At the beginning of 2005 an attempt was made to assess the level of under identification of Indigenous status in the Australian Capital Territory's (ACT's) public hospital system by linking data from Winnunga Nimmityjah Aboriginal Health Service (the ACT's Aboriginal Community Controlled Health Service) with data held by ACT Health. As part of this investigation an extensive literature review related to data linkage and Commonwealth and State and Territory Privacy legislation was performed to understand how the process could be facilitated. Several meetings with senior public servants at ACT Health occurred in light of the reviews findings, resulting in a review of the ACT Health Records (Privacy and Access) Act.
Objective: To review Australian legislation about privacy, focusing on provisions within the regulations to conduct health research using identified data and lobby for regulatory change in the ACT.
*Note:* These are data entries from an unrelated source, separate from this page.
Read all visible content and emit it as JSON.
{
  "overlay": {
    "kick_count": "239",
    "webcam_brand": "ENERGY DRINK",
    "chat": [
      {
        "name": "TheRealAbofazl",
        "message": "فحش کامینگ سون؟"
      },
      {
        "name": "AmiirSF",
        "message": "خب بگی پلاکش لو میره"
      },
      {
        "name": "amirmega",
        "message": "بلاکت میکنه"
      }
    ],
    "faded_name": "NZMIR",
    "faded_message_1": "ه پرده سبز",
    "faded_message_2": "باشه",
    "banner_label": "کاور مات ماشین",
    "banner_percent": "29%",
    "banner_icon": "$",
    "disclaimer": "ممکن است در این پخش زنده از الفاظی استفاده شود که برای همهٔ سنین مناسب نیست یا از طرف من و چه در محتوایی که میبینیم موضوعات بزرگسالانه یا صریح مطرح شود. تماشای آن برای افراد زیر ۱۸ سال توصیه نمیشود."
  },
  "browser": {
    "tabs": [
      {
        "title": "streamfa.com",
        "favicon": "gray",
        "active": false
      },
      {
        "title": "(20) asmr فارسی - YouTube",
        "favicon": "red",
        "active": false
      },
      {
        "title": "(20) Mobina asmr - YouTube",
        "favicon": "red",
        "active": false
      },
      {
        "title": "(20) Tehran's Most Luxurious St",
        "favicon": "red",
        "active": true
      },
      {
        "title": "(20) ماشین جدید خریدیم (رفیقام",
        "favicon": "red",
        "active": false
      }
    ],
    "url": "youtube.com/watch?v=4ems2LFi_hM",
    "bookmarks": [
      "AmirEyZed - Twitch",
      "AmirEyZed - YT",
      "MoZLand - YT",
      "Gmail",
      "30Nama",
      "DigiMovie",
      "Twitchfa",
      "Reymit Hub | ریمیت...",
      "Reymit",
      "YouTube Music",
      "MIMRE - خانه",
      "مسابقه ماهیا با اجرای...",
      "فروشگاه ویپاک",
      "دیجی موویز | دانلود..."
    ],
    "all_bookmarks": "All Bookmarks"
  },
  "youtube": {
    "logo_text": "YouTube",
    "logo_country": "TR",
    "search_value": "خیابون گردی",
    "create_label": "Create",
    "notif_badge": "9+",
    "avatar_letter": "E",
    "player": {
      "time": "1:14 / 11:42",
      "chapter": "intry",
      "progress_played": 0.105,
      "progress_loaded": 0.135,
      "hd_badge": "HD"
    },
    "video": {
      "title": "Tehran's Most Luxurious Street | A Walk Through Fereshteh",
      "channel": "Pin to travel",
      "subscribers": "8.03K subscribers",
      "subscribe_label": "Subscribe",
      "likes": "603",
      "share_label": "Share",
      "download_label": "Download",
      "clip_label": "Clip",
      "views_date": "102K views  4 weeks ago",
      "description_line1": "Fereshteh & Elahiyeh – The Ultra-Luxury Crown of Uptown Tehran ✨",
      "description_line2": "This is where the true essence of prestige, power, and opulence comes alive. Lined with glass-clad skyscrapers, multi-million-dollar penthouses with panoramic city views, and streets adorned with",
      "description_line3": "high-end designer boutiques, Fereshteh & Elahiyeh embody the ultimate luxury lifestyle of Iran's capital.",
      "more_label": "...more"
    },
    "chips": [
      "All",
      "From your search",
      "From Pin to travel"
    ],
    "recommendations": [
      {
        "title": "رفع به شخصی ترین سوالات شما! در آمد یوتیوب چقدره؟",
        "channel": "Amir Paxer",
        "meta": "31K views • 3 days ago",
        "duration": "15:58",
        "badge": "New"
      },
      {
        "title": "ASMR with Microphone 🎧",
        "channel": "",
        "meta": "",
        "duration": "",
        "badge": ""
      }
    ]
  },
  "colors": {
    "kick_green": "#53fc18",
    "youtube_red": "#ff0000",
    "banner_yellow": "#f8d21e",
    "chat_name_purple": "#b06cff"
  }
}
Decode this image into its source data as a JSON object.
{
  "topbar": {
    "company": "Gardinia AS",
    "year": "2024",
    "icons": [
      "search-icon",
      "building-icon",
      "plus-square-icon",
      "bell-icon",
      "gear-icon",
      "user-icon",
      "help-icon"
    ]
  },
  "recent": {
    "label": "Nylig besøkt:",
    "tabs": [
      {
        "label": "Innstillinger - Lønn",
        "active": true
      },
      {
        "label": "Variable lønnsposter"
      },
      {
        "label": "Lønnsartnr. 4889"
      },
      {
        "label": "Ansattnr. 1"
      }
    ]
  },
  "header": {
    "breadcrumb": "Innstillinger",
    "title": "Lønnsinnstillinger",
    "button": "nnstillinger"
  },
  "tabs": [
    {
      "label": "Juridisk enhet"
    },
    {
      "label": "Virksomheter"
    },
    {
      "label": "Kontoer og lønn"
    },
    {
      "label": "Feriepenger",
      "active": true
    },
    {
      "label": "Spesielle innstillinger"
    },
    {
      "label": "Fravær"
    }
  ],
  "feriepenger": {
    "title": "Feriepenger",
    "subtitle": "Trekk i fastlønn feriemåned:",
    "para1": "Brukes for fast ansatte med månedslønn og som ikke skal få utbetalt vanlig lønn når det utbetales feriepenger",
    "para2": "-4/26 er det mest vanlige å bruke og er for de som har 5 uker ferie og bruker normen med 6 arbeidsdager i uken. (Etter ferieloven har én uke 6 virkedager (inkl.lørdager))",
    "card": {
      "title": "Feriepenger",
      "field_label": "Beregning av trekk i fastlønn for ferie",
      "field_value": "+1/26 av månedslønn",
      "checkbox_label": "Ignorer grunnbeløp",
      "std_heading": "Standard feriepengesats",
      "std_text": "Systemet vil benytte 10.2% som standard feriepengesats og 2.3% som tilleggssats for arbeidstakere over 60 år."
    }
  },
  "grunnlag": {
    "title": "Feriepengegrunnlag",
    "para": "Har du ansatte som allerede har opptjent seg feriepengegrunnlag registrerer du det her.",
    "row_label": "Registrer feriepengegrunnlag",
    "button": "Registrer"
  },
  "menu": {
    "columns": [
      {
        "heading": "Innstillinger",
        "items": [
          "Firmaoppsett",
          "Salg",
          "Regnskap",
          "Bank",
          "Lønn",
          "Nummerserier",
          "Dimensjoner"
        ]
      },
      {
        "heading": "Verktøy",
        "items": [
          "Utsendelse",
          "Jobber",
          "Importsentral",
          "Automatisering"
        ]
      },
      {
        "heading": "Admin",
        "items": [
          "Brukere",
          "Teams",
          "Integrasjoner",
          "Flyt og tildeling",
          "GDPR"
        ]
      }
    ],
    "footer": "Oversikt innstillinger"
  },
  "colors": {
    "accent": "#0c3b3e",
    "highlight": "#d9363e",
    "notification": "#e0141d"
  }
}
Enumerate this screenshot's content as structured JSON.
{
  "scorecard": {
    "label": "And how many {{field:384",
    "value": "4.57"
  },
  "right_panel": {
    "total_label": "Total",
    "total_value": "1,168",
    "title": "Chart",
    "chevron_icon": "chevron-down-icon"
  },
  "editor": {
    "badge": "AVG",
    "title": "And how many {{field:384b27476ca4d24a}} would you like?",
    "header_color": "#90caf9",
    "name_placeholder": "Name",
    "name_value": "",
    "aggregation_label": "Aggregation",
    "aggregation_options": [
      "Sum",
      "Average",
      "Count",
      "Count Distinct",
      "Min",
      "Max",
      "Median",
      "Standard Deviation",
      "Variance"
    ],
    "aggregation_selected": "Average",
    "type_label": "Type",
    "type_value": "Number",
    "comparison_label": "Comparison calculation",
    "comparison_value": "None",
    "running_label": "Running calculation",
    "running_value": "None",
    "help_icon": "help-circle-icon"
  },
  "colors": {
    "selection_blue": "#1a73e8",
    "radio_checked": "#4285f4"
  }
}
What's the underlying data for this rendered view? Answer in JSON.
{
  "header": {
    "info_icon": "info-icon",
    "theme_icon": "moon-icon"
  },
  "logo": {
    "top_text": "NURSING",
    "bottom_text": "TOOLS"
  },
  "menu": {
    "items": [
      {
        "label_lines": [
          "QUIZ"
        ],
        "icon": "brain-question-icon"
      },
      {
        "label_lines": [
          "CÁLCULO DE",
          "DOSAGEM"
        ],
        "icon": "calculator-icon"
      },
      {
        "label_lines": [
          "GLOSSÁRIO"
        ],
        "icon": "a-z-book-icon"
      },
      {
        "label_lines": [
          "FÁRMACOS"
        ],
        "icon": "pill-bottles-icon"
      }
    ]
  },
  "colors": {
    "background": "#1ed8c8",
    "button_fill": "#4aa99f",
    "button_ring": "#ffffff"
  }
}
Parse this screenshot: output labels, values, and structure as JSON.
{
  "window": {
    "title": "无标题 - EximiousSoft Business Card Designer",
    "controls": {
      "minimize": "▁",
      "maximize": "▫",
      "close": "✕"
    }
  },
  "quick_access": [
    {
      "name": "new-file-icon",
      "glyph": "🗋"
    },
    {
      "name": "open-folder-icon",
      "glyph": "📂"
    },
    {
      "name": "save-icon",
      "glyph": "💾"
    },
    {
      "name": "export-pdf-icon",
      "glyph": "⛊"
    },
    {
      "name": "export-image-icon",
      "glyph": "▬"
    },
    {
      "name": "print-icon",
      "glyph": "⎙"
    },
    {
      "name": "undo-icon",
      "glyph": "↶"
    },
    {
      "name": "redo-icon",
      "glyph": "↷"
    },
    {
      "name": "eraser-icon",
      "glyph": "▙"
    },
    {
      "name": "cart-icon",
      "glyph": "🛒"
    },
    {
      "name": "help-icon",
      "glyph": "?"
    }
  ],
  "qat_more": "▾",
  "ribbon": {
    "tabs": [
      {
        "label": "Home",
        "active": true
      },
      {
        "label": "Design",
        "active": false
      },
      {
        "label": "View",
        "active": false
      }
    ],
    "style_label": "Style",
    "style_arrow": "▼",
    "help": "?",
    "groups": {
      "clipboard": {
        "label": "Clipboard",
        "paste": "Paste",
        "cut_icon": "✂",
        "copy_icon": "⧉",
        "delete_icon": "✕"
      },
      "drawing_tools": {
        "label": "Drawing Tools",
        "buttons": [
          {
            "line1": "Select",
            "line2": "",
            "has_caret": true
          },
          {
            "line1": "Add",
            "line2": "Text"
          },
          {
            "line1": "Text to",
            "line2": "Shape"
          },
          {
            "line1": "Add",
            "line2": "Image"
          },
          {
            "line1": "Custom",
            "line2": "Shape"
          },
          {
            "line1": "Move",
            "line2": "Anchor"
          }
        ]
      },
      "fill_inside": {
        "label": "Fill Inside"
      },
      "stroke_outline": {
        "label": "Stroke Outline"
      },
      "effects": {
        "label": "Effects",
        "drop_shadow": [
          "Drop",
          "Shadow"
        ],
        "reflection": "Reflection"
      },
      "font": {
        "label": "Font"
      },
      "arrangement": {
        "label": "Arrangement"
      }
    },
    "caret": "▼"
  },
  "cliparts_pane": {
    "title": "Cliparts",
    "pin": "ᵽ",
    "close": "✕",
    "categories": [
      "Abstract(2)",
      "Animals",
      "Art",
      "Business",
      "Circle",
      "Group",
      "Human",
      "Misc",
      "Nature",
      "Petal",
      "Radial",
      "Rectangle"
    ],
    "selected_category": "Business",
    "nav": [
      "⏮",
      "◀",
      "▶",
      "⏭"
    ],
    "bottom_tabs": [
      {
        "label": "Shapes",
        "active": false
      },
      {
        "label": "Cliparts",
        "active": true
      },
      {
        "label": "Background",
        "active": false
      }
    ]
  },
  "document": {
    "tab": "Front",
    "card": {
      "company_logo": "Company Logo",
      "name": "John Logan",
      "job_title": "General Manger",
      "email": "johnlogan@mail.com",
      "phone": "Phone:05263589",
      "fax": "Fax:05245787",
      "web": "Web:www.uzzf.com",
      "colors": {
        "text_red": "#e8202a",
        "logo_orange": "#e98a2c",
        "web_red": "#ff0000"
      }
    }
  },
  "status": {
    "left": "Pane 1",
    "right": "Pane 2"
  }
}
Method: A systematic review of Commonwealth and jurisdiction health privacy regulation.
Results: Australia has a number of regulations for the protection of privacy of health information. In addition to Commonwealth privacy laws, there are jurisdictional regulations concerning protection of health information. These range from no specific legislation in Western Australia, to a code of practice in South Australia, and Commonwealth legislation that deals with use and disclosure of identified health information to conduct health research (Sections 95 and 95A of the Privacy Act 1988). At the time of this review, all but one jurisdiction, the Australian Capital Territory (ACT), had provisions for disclosing identified health information for health research.
Conclusion: The ACT's Health Records (Privacy and Access) Act was inconsistent with the other Australian regulation concerning the use of identified health data in health research.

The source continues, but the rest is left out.